A. Statement of Purpose/ Hypothesis/Objectives
Our long-term objective is the eradication of ocular melanosis in the Cairn Terrier breed. In order to achieve this objective we need to identify the underlying gene mutation and then develop a DNA-based diagnostic test to genotype Cairn Terriers for the mutation. Such a test will be provided to breeders to screen their breeding stock for the mutation allowing the disease to be eradicated. In the early stages of the eradication phase the test will also be useful to identify affected dogs before they develop clinical signs of the condition. This will enable closer monitoring of dogs that have the mutation so that they can be treated as soon as clinical problems develop. Although there is currently no treatment for the condition that is effective in the long-term, successful management of glaucoma in the early stages can prolong the duration of useful vision and keep the eyes comfortable for longer.

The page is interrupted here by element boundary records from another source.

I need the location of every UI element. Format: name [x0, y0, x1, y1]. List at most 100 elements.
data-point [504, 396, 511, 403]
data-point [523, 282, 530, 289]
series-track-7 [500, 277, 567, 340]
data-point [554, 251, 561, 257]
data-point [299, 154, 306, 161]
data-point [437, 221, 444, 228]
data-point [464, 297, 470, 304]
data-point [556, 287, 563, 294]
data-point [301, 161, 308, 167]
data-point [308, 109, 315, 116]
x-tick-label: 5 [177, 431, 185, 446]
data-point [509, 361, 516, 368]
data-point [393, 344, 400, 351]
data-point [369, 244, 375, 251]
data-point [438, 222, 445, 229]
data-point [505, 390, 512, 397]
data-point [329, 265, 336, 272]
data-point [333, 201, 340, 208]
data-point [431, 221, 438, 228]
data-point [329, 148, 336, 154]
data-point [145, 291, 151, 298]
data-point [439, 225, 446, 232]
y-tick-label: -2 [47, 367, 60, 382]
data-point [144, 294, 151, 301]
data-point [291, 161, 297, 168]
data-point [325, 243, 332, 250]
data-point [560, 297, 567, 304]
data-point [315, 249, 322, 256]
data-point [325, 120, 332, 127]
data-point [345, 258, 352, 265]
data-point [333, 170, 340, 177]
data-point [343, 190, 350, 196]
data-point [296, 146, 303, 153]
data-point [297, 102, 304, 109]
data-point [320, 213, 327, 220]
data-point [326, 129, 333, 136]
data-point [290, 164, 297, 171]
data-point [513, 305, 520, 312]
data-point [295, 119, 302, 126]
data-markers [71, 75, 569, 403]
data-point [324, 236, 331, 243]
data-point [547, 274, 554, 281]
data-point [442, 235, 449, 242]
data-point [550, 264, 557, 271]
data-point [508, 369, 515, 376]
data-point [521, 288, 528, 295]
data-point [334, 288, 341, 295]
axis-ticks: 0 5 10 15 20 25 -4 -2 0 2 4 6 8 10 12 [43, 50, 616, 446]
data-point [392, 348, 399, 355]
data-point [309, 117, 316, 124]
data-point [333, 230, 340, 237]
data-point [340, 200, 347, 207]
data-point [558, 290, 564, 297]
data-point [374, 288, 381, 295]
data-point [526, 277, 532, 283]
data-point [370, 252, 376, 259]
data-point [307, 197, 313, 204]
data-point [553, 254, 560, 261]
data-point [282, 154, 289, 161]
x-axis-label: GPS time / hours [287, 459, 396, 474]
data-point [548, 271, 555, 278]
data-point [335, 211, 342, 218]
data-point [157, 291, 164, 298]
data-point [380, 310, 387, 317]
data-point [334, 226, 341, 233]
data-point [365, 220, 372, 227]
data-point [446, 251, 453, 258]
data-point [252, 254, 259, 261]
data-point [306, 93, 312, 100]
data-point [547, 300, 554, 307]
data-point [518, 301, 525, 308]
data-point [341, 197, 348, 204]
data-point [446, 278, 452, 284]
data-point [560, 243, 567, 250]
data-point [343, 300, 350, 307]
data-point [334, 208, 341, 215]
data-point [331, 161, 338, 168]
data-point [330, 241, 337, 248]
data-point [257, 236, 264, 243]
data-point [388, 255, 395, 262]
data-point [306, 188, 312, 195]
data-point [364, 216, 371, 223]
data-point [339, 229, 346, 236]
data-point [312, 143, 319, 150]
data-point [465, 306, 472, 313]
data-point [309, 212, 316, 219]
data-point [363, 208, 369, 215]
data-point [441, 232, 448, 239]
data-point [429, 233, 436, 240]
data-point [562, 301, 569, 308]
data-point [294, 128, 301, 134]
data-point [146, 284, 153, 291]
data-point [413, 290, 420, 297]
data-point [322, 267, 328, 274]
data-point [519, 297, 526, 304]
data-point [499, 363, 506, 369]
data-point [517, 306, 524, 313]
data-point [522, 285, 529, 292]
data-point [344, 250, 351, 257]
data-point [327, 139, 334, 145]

Our hypothesis, based on our previous phenotyping and pedigree analysis work, is that ocular melanosis is inherited in an autosomal dominant fashion and has a single necessary locus involving a gene that is either involved in melanin formation pathways (specific within the uvea) or control of the biologic behavior of anterior uveal melanocytes.
To test our hypothesis and move towards achieving our long-term objectives we have 3 specific objectives:
Specific Objective 1: To use the recently available canine medium density single-nucleotide-polymorphism (SNP) microarrays to map the ocular melanosis locus.
Specific Objective 2: To identify the causal gene mutation for ocular melanosis by sequencing of the coding region and intron/exon boundaries of positional candidate genes identified by the mapping performed as specific objective 1.
Specific Objective 3: Development of a DNA-based test for the causal mutation for ocular melanosis.